As I previously mentioned, poet Dylan Thomas wrote a screenplay in 1953 that was, eventually, produced by, of all people, Mel Brooks. In the 1980s, Brooks’s Brooksfilms company produced a number of different kinds of movies, besides the comedies you’d expect. They produced David Lynch’s Oscar-nominated The Elephant Man in 1981 and would go on to produce David Cronenberg’s The Fly in 1986. In ’85, though, Freddie Francis—longtime horror director and award-winning cinematographer—directed The Doctor and the Devils, which changes the names of the characters but keeps the events.

With this movie, the story goes right back to Gothic horror in a pretty outstanding way. Timothy Dalton plays Dr. Rock, the brilliant anatomist who will pay a small fortune for corpses, the fresher the better. The Burke and Hare analogs are Fallon (Jonathan Pryce) and Broom (Stephen Rea) who are, if possible, the most detestable versions of the characters to date. The supporting cast are all pretty amazing, with the likes of Patrick Stewart, Twiggy, and Julian Sands. There’s no wisp of the comedic here; this is a chiller.

Which cannot be said for the final film to date, 2010’s Burke and Hare. On paper, this should have been perfect. John Landis (An American Werewolf in London) directing a horror-comedy again, with Simon Pegg and Andy Serkis as the titular fiends, and Tom Wilkinson as Knox. The problem here is in execution. Focusing almost solely on the “hapless” William Burke (Pegg) who gets steamrolled into committing these heinous acts by his harlequinesque cohort William Hare (Serkis). All seemingly stemming from Hare turning Crown’s evidence against Burke.

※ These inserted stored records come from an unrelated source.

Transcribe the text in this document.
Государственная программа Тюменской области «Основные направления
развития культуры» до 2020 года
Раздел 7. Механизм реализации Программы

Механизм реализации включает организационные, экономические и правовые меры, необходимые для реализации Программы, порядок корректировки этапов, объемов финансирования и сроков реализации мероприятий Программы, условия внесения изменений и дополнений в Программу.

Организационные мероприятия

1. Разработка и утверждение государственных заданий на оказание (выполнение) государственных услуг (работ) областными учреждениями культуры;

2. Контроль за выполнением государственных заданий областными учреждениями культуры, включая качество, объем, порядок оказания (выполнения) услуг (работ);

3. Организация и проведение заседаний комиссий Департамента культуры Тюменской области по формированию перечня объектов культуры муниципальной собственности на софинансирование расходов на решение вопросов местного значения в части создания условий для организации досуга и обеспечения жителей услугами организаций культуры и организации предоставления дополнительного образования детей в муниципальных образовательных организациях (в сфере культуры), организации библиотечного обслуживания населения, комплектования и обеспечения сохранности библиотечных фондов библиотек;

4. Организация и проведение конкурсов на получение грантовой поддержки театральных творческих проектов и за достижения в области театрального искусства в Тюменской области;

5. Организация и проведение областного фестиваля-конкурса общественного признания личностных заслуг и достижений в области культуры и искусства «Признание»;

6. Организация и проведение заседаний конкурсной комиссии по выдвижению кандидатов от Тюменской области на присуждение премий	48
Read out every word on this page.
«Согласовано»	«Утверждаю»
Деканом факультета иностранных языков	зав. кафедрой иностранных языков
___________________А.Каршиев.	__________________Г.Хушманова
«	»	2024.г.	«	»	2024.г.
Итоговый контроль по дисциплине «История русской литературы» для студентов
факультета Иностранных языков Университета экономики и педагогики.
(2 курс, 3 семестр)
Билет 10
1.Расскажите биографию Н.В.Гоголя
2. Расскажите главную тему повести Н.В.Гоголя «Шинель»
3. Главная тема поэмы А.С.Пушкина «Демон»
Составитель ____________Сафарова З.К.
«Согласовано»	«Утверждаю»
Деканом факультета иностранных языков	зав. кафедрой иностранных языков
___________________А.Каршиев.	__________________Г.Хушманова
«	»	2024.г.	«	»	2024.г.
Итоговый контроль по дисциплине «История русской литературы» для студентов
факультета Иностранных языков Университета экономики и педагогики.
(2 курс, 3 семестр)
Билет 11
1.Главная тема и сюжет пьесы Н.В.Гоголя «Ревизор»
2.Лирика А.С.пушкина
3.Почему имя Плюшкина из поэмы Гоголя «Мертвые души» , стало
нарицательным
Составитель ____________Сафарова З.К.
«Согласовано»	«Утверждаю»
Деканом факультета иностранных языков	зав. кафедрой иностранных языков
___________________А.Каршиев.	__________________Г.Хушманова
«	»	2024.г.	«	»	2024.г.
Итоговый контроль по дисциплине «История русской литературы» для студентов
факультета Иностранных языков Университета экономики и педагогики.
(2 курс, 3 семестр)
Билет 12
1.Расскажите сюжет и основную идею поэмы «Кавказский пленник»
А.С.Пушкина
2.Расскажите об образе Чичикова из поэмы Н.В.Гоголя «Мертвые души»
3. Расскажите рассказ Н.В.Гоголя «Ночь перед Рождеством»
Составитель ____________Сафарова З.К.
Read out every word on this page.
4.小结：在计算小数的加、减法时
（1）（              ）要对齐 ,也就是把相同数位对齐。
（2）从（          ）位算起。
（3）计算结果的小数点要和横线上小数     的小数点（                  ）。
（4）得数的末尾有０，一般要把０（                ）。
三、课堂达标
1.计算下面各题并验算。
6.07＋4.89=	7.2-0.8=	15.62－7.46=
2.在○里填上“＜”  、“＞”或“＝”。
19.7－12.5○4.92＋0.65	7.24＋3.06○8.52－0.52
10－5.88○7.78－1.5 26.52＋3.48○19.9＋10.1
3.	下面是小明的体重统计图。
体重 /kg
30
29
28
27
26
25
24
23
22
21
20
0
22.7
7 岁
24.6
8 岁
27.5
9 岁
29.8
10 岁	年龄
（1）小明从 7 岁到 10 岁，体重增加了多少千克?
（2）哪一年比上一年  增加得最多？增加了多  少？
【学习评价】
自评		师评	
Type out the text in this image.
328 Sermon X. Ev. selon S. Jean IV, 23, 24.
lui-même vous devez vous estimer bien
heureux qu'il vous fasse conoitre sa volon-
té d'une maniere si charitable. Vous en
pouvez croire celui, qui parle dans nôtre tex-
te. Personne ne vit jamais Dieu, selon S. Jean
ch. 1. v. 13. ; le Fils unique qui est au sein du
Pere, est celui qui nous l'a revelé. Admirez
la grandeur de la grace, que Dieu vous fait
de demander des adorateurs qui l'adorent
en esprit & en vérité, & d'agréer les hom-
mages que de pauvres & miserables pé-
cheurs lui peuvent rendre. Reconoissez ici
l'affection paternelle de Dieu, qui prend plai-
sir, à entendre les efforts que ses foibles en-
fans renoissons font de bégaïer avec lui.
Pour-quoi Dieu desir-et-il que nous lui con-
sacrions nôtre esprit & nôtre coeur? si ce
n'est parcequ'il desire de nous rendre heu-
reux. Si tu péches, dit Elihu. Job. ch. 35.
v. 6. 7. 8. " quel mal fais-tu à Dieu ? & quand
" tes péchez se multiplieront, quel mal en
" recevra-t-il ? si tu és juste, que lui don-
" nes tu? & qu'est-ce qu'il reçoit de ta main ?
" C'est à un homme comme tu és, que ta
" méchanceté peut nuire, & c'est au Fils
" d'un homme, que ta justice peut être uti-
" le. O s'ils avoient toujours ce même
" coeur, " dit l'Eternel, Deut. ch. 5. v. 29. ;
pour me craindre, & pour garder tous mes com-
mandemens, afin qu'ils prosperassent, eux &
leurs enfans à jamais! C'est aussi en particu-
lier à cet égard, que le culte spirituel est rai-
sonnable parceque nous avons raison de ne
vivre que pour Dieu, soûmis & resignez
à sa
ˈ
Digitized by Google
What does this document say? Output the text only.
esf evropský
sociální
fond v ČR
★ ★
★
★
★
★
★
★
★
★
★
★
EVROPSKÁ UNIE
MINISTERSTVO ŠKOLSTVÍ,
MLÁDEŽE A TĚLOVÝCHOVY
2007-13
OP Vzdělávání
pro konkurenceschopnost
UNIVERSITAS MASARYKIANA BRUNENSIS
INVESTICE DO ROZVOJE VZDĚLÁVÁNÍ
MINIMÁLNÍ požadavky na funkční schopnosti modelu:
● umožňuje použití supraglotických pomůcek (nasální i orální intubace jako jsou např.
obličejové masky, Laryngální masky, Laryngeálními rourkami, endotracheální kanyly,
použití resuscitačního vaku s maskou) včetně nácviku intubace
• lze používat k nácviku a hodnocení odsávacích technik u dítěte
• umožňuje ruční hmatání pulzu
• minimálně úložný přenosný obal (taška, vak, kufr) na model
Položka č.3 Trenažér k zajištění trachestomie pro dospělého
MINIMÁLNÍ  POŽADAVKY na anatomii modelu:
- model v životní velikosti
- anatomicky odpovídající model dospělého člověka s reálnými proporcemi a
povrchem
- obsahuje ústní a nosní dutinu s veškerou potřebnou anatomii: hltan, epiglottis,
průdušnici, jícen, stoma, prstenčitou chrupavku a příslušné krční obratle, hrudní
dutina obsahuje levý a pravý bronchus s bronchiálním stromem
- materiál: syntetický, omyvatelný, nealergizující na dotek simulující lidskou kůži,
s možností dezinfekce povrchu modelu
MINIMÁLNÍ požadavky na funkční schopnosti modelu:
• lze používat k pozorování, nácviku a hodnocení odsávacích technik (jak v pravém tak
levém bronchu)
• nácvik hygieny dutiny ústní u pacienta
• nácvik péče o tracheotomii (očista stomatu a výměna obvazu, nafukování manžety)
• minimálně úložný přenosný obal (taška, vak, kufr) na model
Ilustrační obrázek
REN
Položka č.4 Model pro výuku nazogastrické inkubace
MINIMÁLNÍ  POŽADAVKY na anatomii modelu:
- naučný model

But it’s not all that funny, and even with Pegg’s likability, any foreknowledge of the crimes makes it very hard to like him. Produced by the legendary Ealing Studios, it seemed an attempt to replicate the famous wry dark comedies from the 1940s. But it…doesn’t.

Even with the bad final movie, the legacy and legend of Burke and Hare remains one of Britain’s most notorious, even among the likes of Jack the Ripper and Mary PearcyThe Flesh and the Fiends is available now on Blu-ray from Kino Lorber while The Body Snatcher and The Doctor and the Devils are on Blu-ray from Shout! Factory. If you’re going to watch any movies about the famous Resurrection Men, those would be where to start.